Minion and Lucene: Performance
By searchguy on May 09, 2008
We did some performance comparisons a while ago, and it probably deserves a full post. Part of the problem with performance comparisons is that it's hard to get the same conditions for both systems.
I think it would be a good idea for all of the open source engines to get together, find a nice open document collection (the Apache mailing list archives and their associated searches?) and build a nice set of regression tests and some pooled relevance sets so that we can test retrieval performance without having to rely on the TREC data.
At any rate, we used Lucene 2.0 and a build of Minion to build an indexer for email messages. We used these to build indexes of 1.1 million email messages. We then ran a bunch of queries against the index. The messages and queries were taken from an archive of about 5 million messages that we provide internally. We ran the queries serially and in parallel up to 32 threads on a couple of Sun x64 and Niagara boxes.
The practical upshot was that the Minion indexer was substantially faster than the Lucene indexer (at the cost of more memory used) and the queries were comparable in similar conditions. Of course, indexing speed probably isn't that big a deal in most situations.
Our "standard" config Lucene did a lot better than our default Minion config, which is totally understandable, since Minion was doing a lot more work (e.g., doing query term expansion, processing the case sensitive postings and searching all the fields). When we feed Lucene our expanded terms, and both engines are doing straightforward boolean AND, the difference in query times is about 10% in Lucene's favor. This sounds like a lot, but we're talking about 35ms vs 39ms.
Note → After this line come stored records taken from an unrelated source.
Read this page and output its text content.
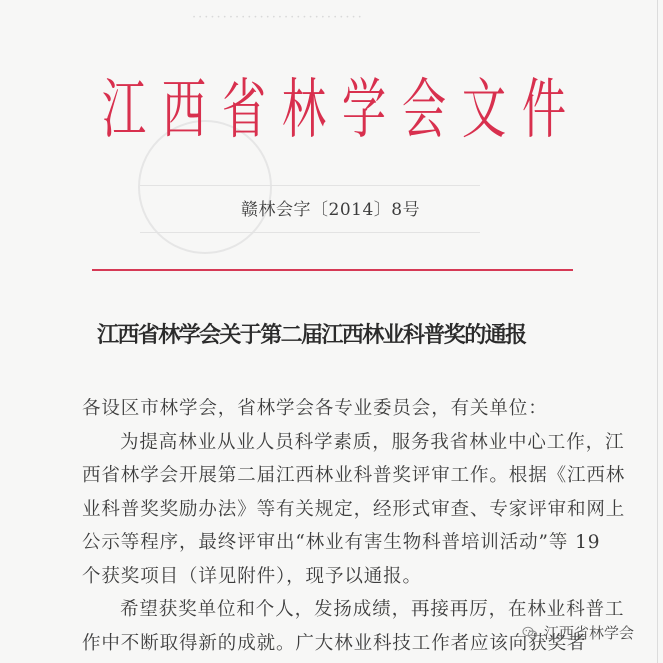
····························
江 西 省 林 学 会 文 件
赣林会字〔2014〕8号
江西省林学会关于第二届江西林业科普奖的通报
各设区市林学会，省林学会各专业委员会，有关单位：
为提高林业从业人员科学素质，服务我省林业中心工作，江
西省林学会开展第二届江西林业科普奖评审工作。根据《江西林
业科普奖奖励办法》等有关规定，经形式审查、专家评审和网上
公示等程序，最终评审出“林业有害生物科普培训活动”等 19
个获奖项目（详见附件），现予以通报。
希望获奖单位和个人，发扬成绩，再接再厉，在林业科普工
作中不断取得新的成就。广大林业科技工作者应该向获奖者
江西省林学会
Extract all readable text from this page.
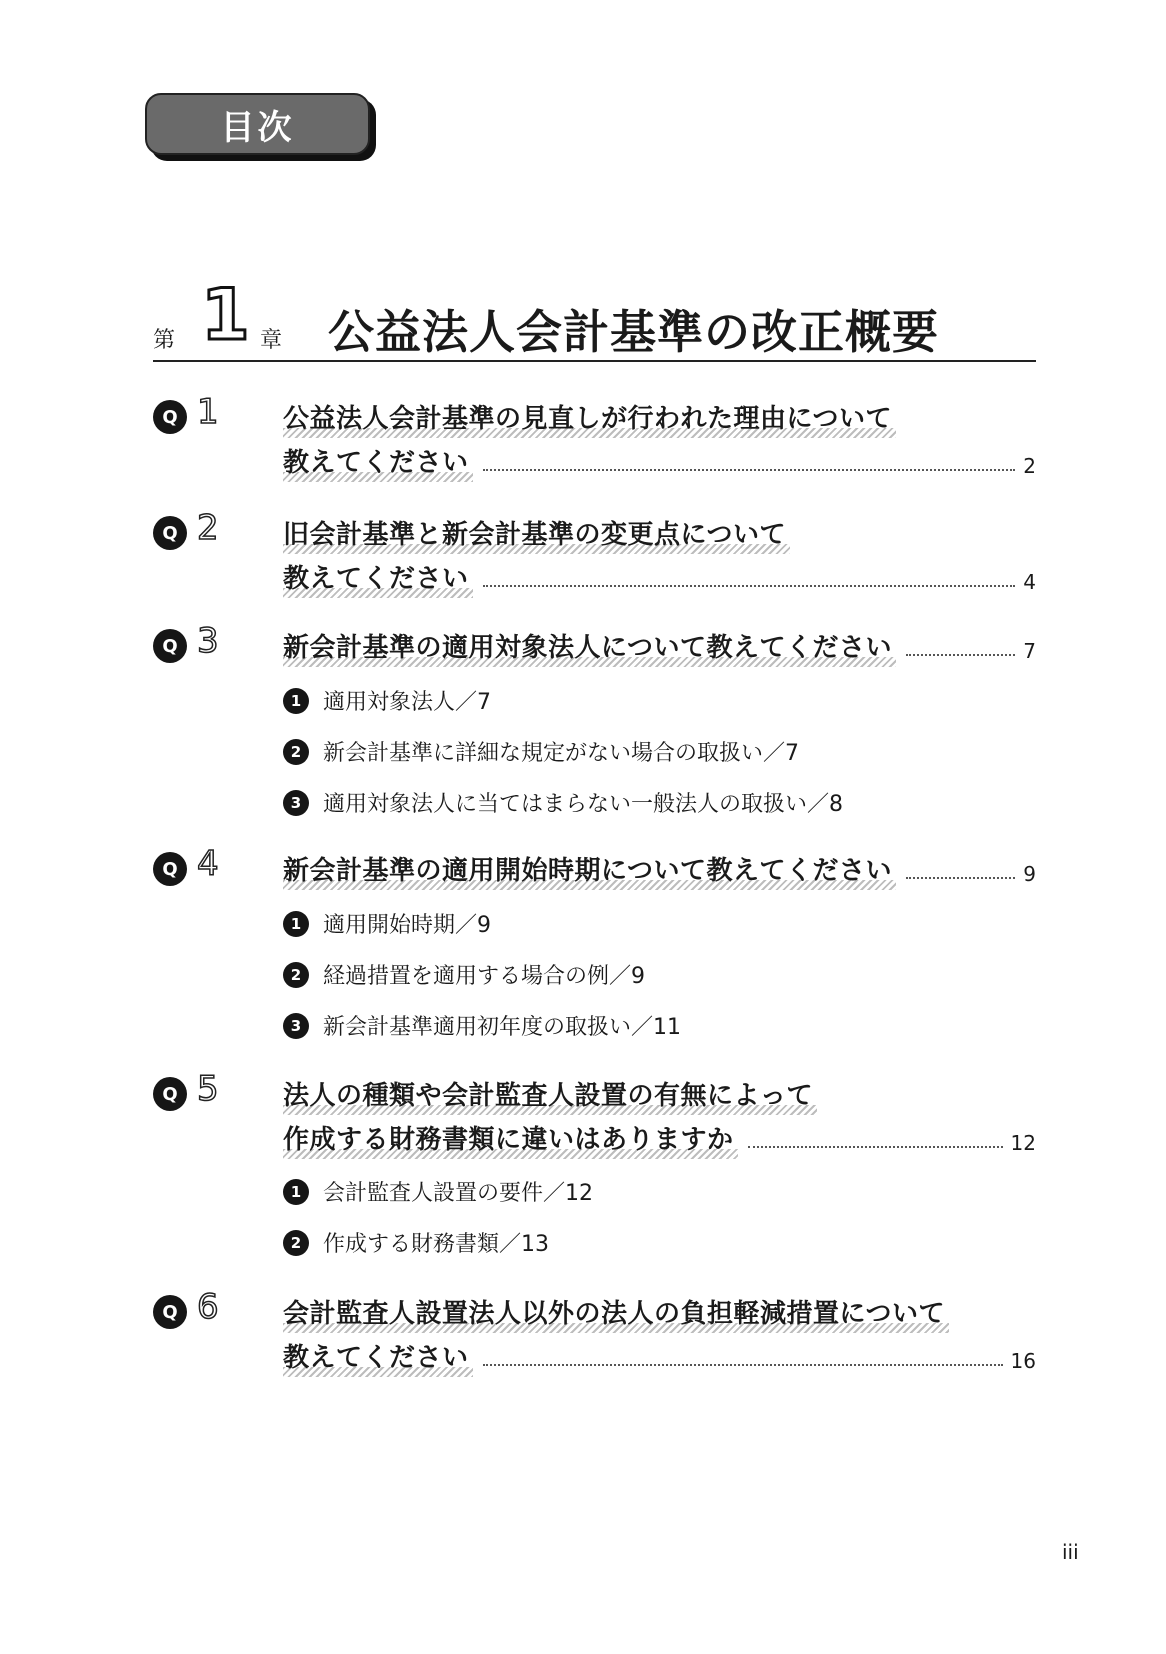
目次
第 1 章 公益法人会計基準の改正概要
Q 1 公益法人会計基準の見直しが行われた理由について
教えてください	2
Q 2 旧会計基準と新会計基準の変更点について
教えてください	4
Q 3 新会計基準の適用対象法人について教えてください	7
1 適用対象法人／7
2 新会計基準に詳細な規定がない場合の取扱い／7
3 適用対象法人に当てはまらない一般法人の取扱い／8
Q 4 新会計基準の適用開始時期について教えてください	9
1 適用開始時期／9
2 経過措置を適用する場合の例／9
3 新会計基準適用初年度の取扱い／11
Q 5 法人の種類や会計監査人設置の有無によって
作成する財務書類に違いはありますか	12
1 会計監査人設置の要件／12
2 作成する財務書類／13
Q 6 会計監査人設置法人以外の法人の負担軽減措置について
教えてください	16
iii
I have no doubt that we could go in and massage the query evaluator (or come up with a more efficient postings format, or ...) to get that 10% back and I'm sure that the Lucene folks could go in and get another 10%, lather, rinse, repeat.
With respect to global IDF, we store a separate dictionary containing global term statistics, so when we're doing weighting, we're using the statistics for the collection as a whole. We actually try to be fairly careful about the term statistics, especially for things like document categorization.
As for distributed search, Minion is like Lucene in that it's a simple indexing and retrieval library. We're working on distributing the search as part of Aura, but I can't really comment on the performance there yet as it's still pretty early days. I will say that it was pretty pleasingly fast on a 7 million document index distributed into 16 pieces — fast enough that I thought it was broken when we ran the first queries. I'll let you know how it goes when we have 100 million or a billion docs :-)